ESCUCHAR, VER, LEER: Richter

La música va directa del oído al corazón


La música va directa del oído al corazón. Al que la escribe, le sirve para comunicar sus sentimientos más profundos y al que la escucha, además de recibir su mensaje, también le permite comunicarse consigo mismo viajando a su interior. Este original viaje al conocimiento de uno mismo es el más apasionante que existe y no tiene fin. El efecto de la música sobre las emociones es inmediato y cuando logra conmovernos en lo más hondo nos transporta en un instante a la reflexión y se aloja en nuestra memoria para siempre. Conmovernos significa también percibir la belleza y la belleza siempre nos comunica con lo trascendente. Todos tenemos la capacidad de sentir con la música, de compartir con ella nuestras alegrías, miedos y frustraciones. Es injusto, por lo tanto, que no llegue a todo el mundo. La música permite que juntos, compartiendo espacio y tiempo durante un concierto o una reunión de amigos, disfrutemos de los mismos sentimientos y emociones. Disfrutar unidos estimula la amistad y el entendimiento y favorece la reflexión compartida. También, todas y cada una de estas sensaciones positivas están presentes cuando escuchamos la misma obra en soledad. De una u otra forma, siempre salimos ganando.

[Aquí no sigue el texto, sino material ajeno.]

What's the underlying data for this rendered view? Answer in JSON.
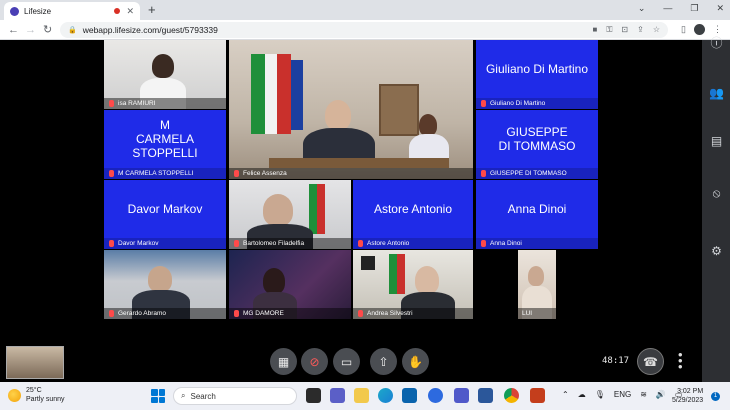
{
  "browser": {
    "tab_title": "Lifesize",
    "new_tab_symbol": "+",
    "url": "webapp.lifesize.com/guest/5793339",
    "controls": {
      "minimize": "—",
      "restore": "❐",
      "close": "✕",
      "chevron": "⌄"
    }
  },
  "participants": [
    {
      "name": "isa RAMIURI",
      "kind": "video"
    },
    {
      "name": "Felice Assenza",
      "kind": "video-main"
    },
    {
      "name": "Giuliano Di Martino",
      "display": "Giuliano Di Martino",
      "kind": "avatar"
    },
    {
      "name": "M CARMELA STOPPELLI",
      "display": "M\nCARMELA STOPPELLI",
      "kind": "avatar"
    },
    {
      "name": "GIUSEPPE DI TOMMASO",
      "display": "GIUSEPPE\nDI TOMMASO",
      "kind": "avatar"
    },
    {
      "name": "Davor Markov",
      "display": "Davor Markov",
      "kind": "avatar"
    },
    {
      "name": "Bartolomeo Filadelfia",
      "kind": "video"
    },
    {
      "name": "Astore Antonio",
      "display": "Astore Antonio",
      "kind": "avatar"
    },
    {
      "name": "Anna Dinoi",
      "display": "Anna Dinoi",
      "kind": "avatar"
    },
    {
      "name": "Gerardo Abramo",
      "kind": "video"
    },
    {
      "name": "MG DAMORE",
      "kind": "video"
    },
    {
      "name": "Andrea Silvestri",
      "kind": "video"
    },
    {
      "name": "LUI",
      "kind": "video"
    }
  ],
  "call": {
    "timer": "48:17"
  },
  "taskbar": {
    "temperature": "25°C",
    "condition": "Partly sunny",
    "search_label": "Search",
    "language": "ENG",
    "time": "3:02 PM",
    "date": "5/29/2023",
    "notification_count": "1"
  }
}
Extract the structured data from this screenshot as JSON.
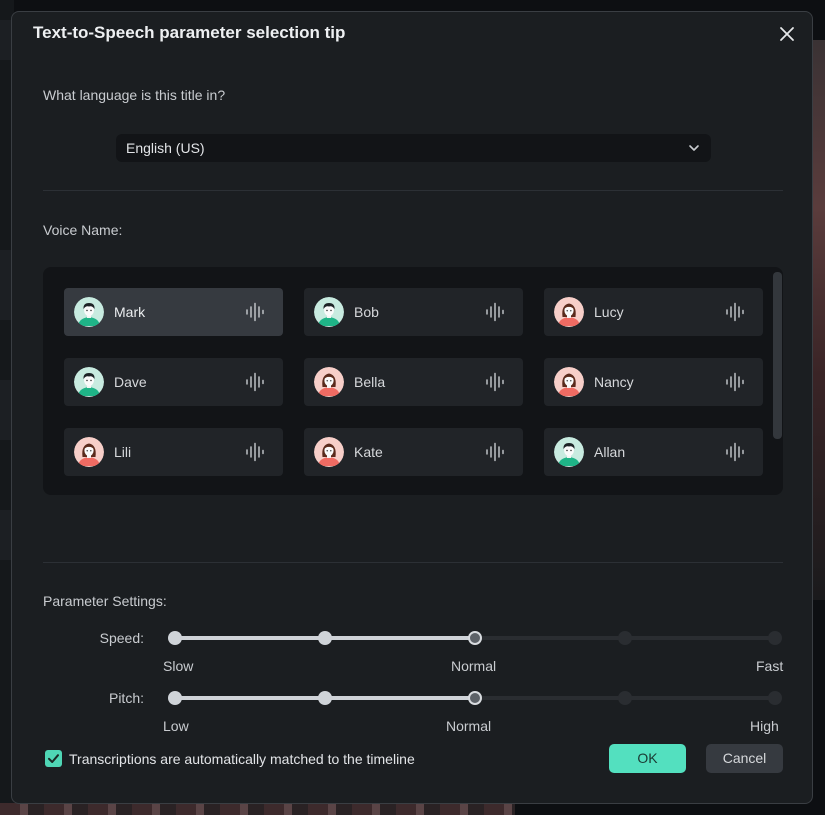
{
  "dialog": {
    "title": "Text-to-Speech parameter selection tip",
    "close_icon": "close-icon"
  },
  "language": {
    "question": "What language is this title in?",
    "selected": "English (US)"
  },
  "voices": {
    "label": "Voice Name:",
    "selected": "Mark",
    "items": [
      {
        "name": "Mark",
        "gender": "male"
      },
      {
        "name": "Bob",
        "gender": "male"
      },
      {
        "name": "Lucy",
        "gender": "female"
      },
      {
        "name": "Dave",
        "gender": "male"
      },
      {
        "name": "Bella",
        "gender": "female"
      },
      {
        "name": "Nancy",
        "gender": "female"
      },
      {
        "name": "Lili",
        "gender": "female"
      },
      {
        "name": "Kate",
        "gender": "female"
      },
      {
        "name": "Allan",
        "gender": "male"
      }
    ]
  },
  "parameters": {
    "label": "Parameter Settings:",
    "speed": {
      "label": "Speed:",
      "steps": 5,
      "value_step": 3,
      "min_label": "Slow",
      "mid_label": "Normal",
      "max_label": "Fast"
    },
    "pitch": {
      "label": "Pitch:",
      "steps": 5,
      "value_step": 3,
      "min_label": "Low",
      "mid_label": "Normal",
      "max_label": "High"
    }
  },
  "footer": {
    "auto_match_checked": true,
    "auto_match_label": "Transcriptions are automatically matched to the timeline",
    "ok_label": "OK",
    "cancel_label": "Cancel"
  },
  "colors": {
    "accent": "#53e0bf",
    "dialog_bg": "#1b1e21",
    "male_avatar_bg": "#c8ebe0",
    "female_avatar_bg": "#f7cfc9"
  }
}
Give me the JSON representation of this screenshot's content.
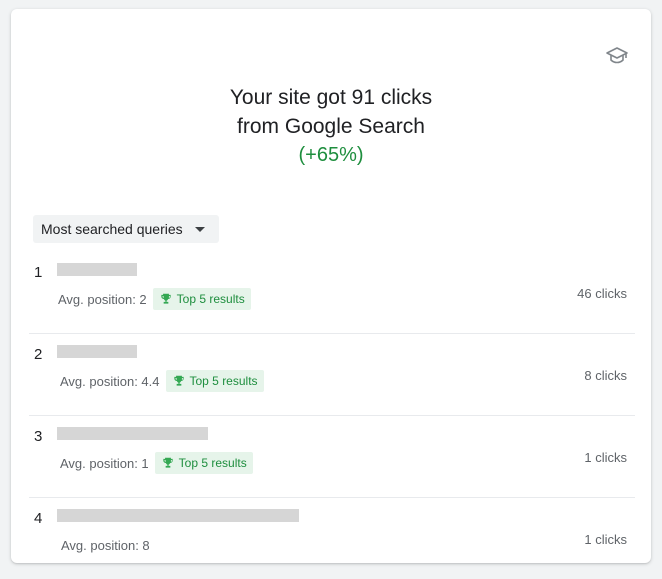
{
  "headline": {
    "line1": "Your site got 91 clicks",
    "line2": "from Google Search",
    "delta": "(+65%)"
  },
  "dropdown": {
    "label": "Most searched queries"
  },
  "icons": {
    "top": "graduation-cap-icon",
    "badge": "trophy-icon",
    "dropdown": "caret-down-icon"
  },
  "colors": {
    "positive": "#1e8e3e",
    "badge_bg": "#e6f4ea",
    "placeholder": "#d6d6d6"
  },
  "queries": [
    {
      "rank": "1",
      "position": "Avg. position: 2",
      "badge": "Top 5 results",
      "clicks": "46 clicks"
    },
    {
      "rank": "2",
      "position": "Avg. position: 4.4",
      "badge": "Top 5 results",
      "clicks": "8 clicks"
    },
    {
      "rank": "3",
      "position": "Avg. position: 1",
      "badge": "Top 5 results",
      "clicks": "1 clicks"
    },
    {
      "rank": "4",
      "position": "Avg. position: 8",
      "clicks": "1 clicks"
    }
  ]
}
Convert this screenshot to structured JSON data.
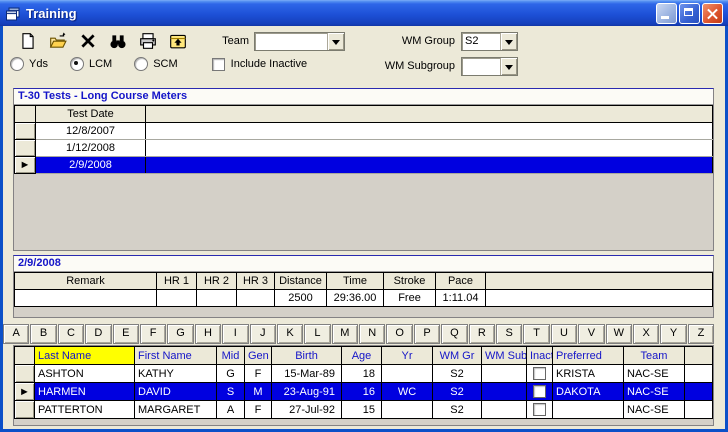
{
  "window": {
    "title": "Training"
  },
  "titlebar": {
    "icons": [
      "app-form-icon",
      "minimize-icon",
      "maximize-icon",
      "close-icon"
    ]
  },
  "colors": {
    "selection_blue": "#0000E0",
    "sort_column_highlight": "#FFFF00",
    "titlebar_blue": "#1D50D6",
    "header_text_blue": "#1414C8"
  },
  "toolbar": {
    "icons": [
      "new-document-icon",
      "open-folder-icon",
      "delete-icon",
      "find-binoculars-icon",
      "print-icon",
      "folder-up-icon"
    ],
    "team_label": "Team",
    "team_value": "",
    "wm_group_label": "WM Group",
    "wm_group_value": "S2",
    "wm_subgroup_label": "WM Subgroup",
    "wm_subgroup_value": ""
  },
  "filters": {
    "radios": [
      {
        "label": "Yds",
        "selected": false
      },
      {
        "label": "LCM",
        "selected": true
      },
      {
        "label": "SCM",
        "selected": false
      }
    ],
    "include_inactive_label": "Include Inactive",
    "include_inactive_checked": false
  },
  "tests_panel": {
    "title": "T-30 Tests - Long Course Meters",
    "columns": [
      "Test Date"
    ],
    "rows": [
      {
        "date": "12/8/2007",
        "selected": false
      },
      {
        "date": "1/12/2008",
        "selected": false
      },
      {
        "date": "2/9/2008",
        "selected": true
      }
    ]
  },
  "detail_panel": {
    "title": "2/9/2008",
    "columns": [
      "Remark",
      "HR 1",
      "HR 2",
      "HR 3",
      "Distance",
      "Time",
      "Stroke",
      "Pace"
    ],
    "rows": [
      [
        "",
        "",
        "",
        "",
        "2500",
        "29:36.00",
        "Free",
        "1:11.04"
      ]
    ]
  },
  "alphabet_bar": {
    "letters": [
      "A",
      "B",
      "C",
      "D",
      "E",
      "F",
      "G",
      "H",
      "I",
      "J",
      "K",
      "L",
      "M",
      "N",
      "O",
      "P",
      "Q",
      "R",
      "S",
      "T",
      "U",
      "V",
      "W",
      "X",
      "Y",
      "Z"
    ]
  },
  "swimmers_table": {
    "columns": [
      "Last Name",
      "First Name",
      "Mid",
      "Gen",
      "Birth",
      "Age",
      "Yr",
      "WM Gr",
      "WM Sub",
      "Inact",
      "Preferred",
      "Team"
    ],
    "sorted_column": "Last Name",
    "rows": [
      {
        "last": "ASHTON",
        "first": "KATHY",
        "mid": "G",
        "gen": "F",
        "birth": "15-Mar-89",
        "age": "18",
        "yr": "",
        "wm_gr": "S2",
        "wm_sub": "",
        "inactive": false,
        "preferred": "KRISTA",
        "team": "NAC-SE",
        "selected": false
      },
      {
        "last": "HARMEN",
        "first": "DAVID",
        "mid": "S",
        "gen": "M",
        "birth": "23-Aug-91",
        "age": "16",
        "yr": "WC",
        "wm_gr": "S2",
        "wm_sub": "",
        "inactive": false,
        "preferred": "DAKOTA",
        "team": "NAC-SE",
        "selected": true
      },
      {
        "last": "PATTERTON",
        "first": "MARGARET",
        "mid": "A",
        "gen": "F",
        "birth": "27-Jul-92",
        "age": "15",
        "yr": "",
        "wm_gr": "S2",
        "wm_sub": "",
        "inactive": false,
        "preferred": "",
        "team": "NAC-SE",
        "selected": false
      }
    ]
  }
}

Casi toda la obra de Bach (1685-1750) tiene una fuerte connotación religiosa muy propia de los creadores de la época, pero especialmente acentuada en su figura por lo arraigado de sus convicciones. Al margen de todo esto, su música está llena de sentimientos y serenidad de espíritu. También de una enorme expresividad. Cuando hoy escuchamos sus composiciones, con todas sus notas, su ritmo y su tiempo, podemos compartir sus sentimientos y experimentar en nosotros mismos una catarsis espiritual similar. Pero también es cierto que, extrayendo de cada obra su contexto religioso, podemos crear con ella sentimientos nuevos y disfrutar de otra experiencia espiritual igual de trascendente. Su música hipnotiza, pero esta hipnosis musical la dirigimos en el interior de nuestra mente allí a donde queremos ir, a los recuerdos que deseamos que reaparezcan, a las emociones que nos enriquecen la vida y a la reflexión. En definitiva, a un bienestar y un placer que estimula nuestro pensamiento y que, por lo tanto, nos permite crecer como individuos.


En este vídeo, la música de Richter sirve de banda sonora a diferentes imágenes de fotógrafos clásicos como Henri Cartier-Bresson o Robert Doisneau y de alguno contemporáneo menos conocido como Alan Schaller. Con cada frase de esta obra tan emotiva, la música contribuye en nosotros a que le demos un significado subjetivo a las fotografías que van apareciendo sucesivamente desconociendo las circunstancias y motivaciones que han llevado al autor a disparar su cámara en cada momento. Si prescindimos de estas fotografías y disfrutamos de esta obra en soledad, mientras paseamos o, simplemente, con los ojos cerrados en algún lugar que favorezca nuestra intimidad, seremos nosotros los que pondremos nuevas imágenes llenas de sentimientos y emociones a lo que a través del sonido se introduce en el corazón y de ahí viaja a lo más profundo de nuestra alma. Es algo fascinante que el arte más abstracto que existe alcance semejantes metas.